Palavras como “pátria”, “país”, “nação” surgem intercaladas com aspas. Já num texto anterior exibi a estranheza por tantos insistirem em escrever “país” com maiúscula. Para manter o raciocínio, as palavras que são sinónimo de “país” levam com as aspas, para se perceber o meu anti-nacionalismo hayekiano, contra a estreiteza do ser que somos – ou deixamos que nos moldem com essa configuração – no viés colectivo que endeusa o “país” a que pertencemos. Na desindividualização do ser, entregue ao sacerdócio dos interesses da “nação”, como se o “pátrio” devir se sobrepusesse ao sentir individual.
O intróito serve de mote para a perplexidade quando deparo com almas caridosas mortificadas pelo o destino do “país”. Discorrem abundantemente sobre as doenças do “país”, necessariamente merdoso. Vituperam a vilania que campeia, que faz dos “pátrios” concidadãos criaturas desprezíveis que empestam a “nação” com a nótula de mediocridade. Mostram a sua preocupação com a desventura “nacional”. Deprimidos com a modorra instalada, instala-se neles a depressão. E como sentem que a agulha não move o palheiro, afundam-se na doença que os corrói – a doença que vem de fora para dentro, o contágio das maleitas colectivas que se apodera dos indivíduos que se oferecem como mártires da idiossincrasia nacional.
Estão na linha da frente, com a sua generosidade colectiva, dispostos a fazer de psiquiatras quando sentam o “país” no divã. Imbuídos de um arreigado espírito “nacionalista” (ou terei de dizer “patriótico”?), os salvadores da pátria dissecam cada milímetro dos tecidos ancilosados da “nação”. Querem extirpar o mal, esperançosos que no mister de psiquiatras que se transmutam em cirurgiões hão-de colocar o “país” na senda de um luminoso destino. Gabe-se-lhes o espírito crítico aguçado. Só não conseguem perceber que andam ao desengano: que o merdoso chão “pátrio” acolhe a estripe do que somos, sem se convencerem que o mal não tem regresso possível.

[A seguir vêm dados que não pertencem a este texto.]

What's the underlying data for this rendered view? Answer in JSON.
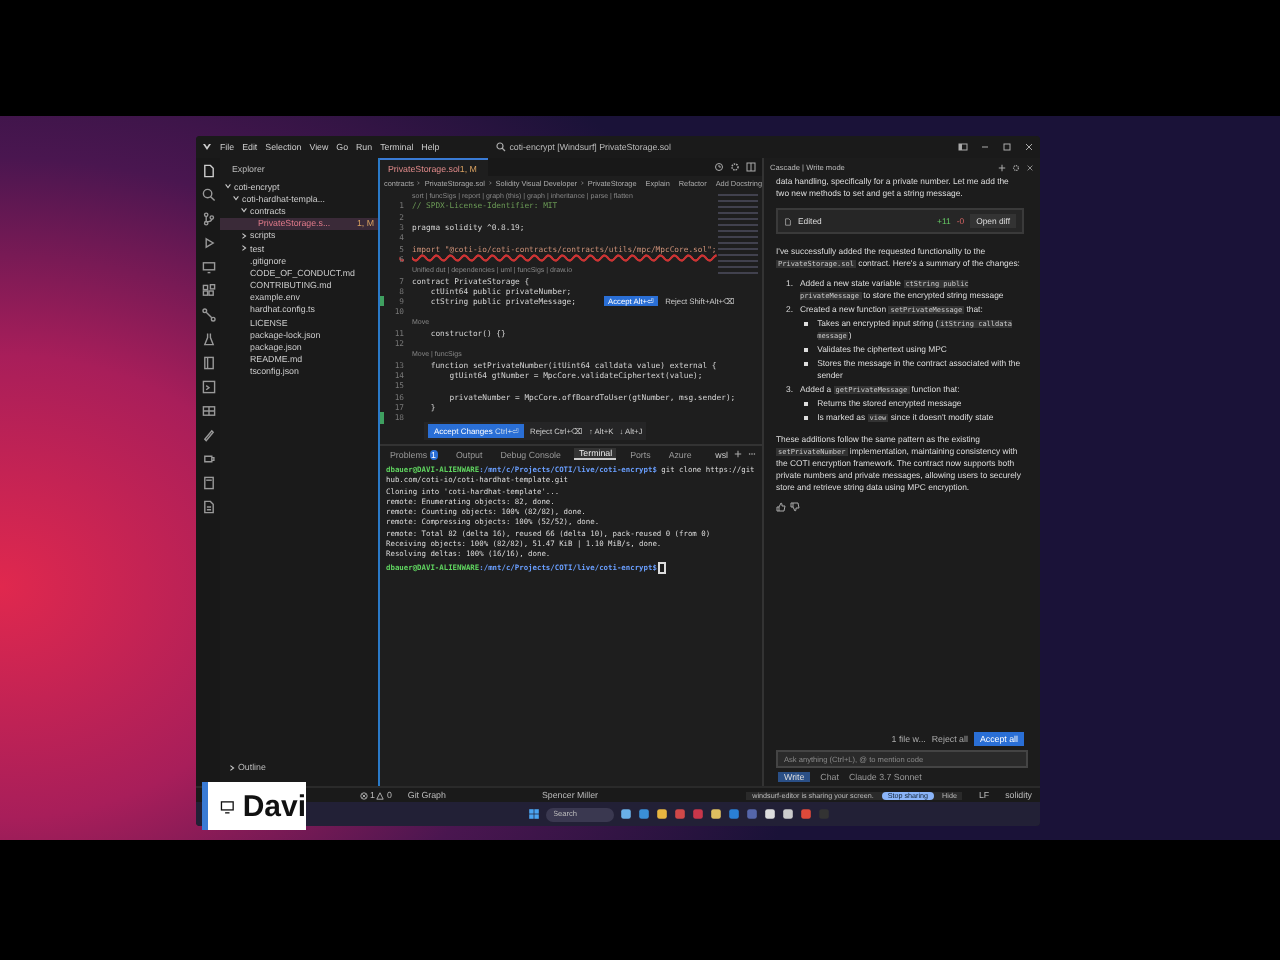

Os salvadores da pátria escolheram um modo de vida. Mergulham nos vícios colectivos e, sem darem conta, perdem-se no meio da indistinta massa de anónimos. O analista acaba corrompido pelo objecto de análise. Sem darem conta da osmose, perdem a identidade própria, a sua individualidade. Pertencem à mesma gesta indiferenciada que criticam, elos da turba que alimenta a génese da condição medíocre que desdenham. Todo o tempo consumido em abjurações da idiossincrasia “nacional”, num tempo consumido na sempre curta existência própria. São a versão moderna do herói que nas guerras dava o peito às balas, “em nome da pátria”. Com uma diferença: outrora a vã glória de oferecer a vida pela “pátria” merecia a glorificação dos elevados dignitários da “nação”; agora resta-lhes o vasto deserto do não reconhecimento, esse deserto onde a pregação atinge os ouvidos do silêncio que os ensurdece.
Os salvadores da pátria são sucedâneos de cómicos figurantes. Pelo riso que me fazem esboçar quando testemunho a sua condoída parcimónia com os dislates que conduzem a “nação”. Pergunto-me se os salvadores da pátria encontram neste sacerdócio maneira de sacudir de si mesmos desditas pessoais. Não interessa indagar, pois esconsos são esses meandros e é na individualidade do ser – reduto intransponível, pelo decoro – que se irrompe.
Aos salvadores da pátria, uma mensagem: deixem o “país” como está, desenganem-se que o podem mudar. Não o queiram mudar. Em nome de um cinismo militante, que aquece a doce ironia que dá alento aos dias cinzentos, deixem estar o vegetativo “país” imerso na sua vegetativa existência, os residentes atarantados na medíocre forma de ser. A arte da mudança é campo minado por onde passou o arado da desesperança. E se algum dia compreenderem que o moralismo para os outros perde sentido quando sai de si para os demais, quando perceberem que o pessimismo é congénito, terá chegado o momento de desistirem da salvação da “pátria”. Nesse momento terão percebido que se têm que salvar de si mesmos.